Three layers, in order of speed-to-confidence:

1. **Mechanical** — pipeline runs end-to-end, no crash, `checkpoint_final.pt` exists. Smoke test on 20–100 sequences proves this in minutes.
2. **Numerical** — training log shows loss decreasing, FVU dropping below 1, dead latents staying near 0. Read off the `Step N | fvu: ... loss: ...` lines from `train.py`.
3. **Shape sanity** — `torch.load(checkpoint_final.pt)` and confirm encoder is `[hidden_dim → expansion_factor × hidden_dim]`, decoder is the transpose. For evo2 1B with default flags: `[1920 → 15360]` / `[15360 → 1920]`.

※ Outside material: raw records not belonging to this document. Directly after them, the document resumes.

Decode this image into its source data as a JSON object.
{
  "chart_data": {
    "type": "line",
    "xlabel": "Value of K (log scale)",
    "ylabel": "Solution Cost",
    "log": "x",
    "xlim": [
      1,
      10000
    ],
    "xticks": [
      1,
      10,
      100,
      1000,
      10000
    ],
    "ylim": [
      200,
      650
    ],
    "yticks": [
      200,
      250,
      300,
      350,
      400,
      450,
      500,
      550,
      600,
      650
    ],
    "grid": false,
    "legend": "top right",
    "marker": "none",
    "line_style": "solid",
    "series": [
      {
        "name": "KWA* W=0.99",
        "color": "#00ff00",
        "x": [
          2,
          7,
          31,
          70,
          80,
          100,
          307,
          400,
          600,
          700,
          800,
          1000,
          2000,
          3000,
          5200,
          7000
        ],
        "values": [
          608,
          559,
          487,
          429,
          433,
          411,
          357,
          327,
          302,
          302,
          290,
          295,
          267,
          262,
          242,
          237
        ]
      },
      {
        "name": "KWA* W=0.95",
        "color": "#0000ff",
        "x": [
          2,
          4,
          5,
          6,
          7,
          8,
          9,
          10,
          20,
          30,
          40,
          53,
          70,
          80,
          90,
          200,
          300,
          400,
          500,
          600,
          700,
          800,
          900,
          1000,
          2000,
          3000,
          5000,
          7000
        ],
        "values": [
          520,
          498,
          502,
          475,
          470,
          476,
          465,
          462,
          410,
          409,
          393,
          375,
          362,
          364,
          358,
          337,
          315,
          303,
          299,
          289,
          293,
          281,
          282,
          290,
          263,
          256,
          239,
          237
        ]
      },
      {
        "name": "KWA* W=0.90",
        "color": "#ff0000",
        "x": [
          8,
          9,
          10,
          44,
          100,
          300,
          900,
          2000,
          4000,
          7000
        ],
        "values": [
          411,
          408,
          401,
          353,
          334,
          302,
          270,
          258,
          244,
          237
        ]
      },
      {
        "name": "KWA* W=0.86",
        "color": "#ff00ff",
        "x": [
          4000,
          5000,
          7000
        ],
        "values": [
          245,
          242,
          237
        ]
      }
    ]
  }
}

If 1+2 pass on a smoke test, the same pipeline at full scale is almost certainly fine — most failure modes (OOM, format mismatch, missing files) surface within the first few batches.

## Reference recipes

Three recipes already exist in `bionemo-recipes/interpretability/sparse_autoencoders/recipes/`. Pick the structural template closest to the new model:

| Recipe | Extract path | When to mirror it |
| ---------- | ---------------------------------------------------------------------------- | -------------------------------------------------------------------------------------------------- |
| `esm2/` | `extract.py` calling HF `AutoModel.from_pretrained` + `output_hidden_states` | New model is HF-native with a clean `AutoModel` path |
| `codonfm/` | `extract.py` calling a custom inference class with its own forward pass | New model has its own checkpoint format and inference code in `bionemo-recipes/recipes/<model>_*/` |
| `evo2/` | Upstream `predict_evo2` CLI + `pt_to_parquet.py` shim (no custom extract.py) | Upstream already has a predict-style CLI; reuse it and just convert its output format |

All three share the same `train.py` (codonfm's is copied verbatim into evo2) and the same `ActivationStore` parquet contract.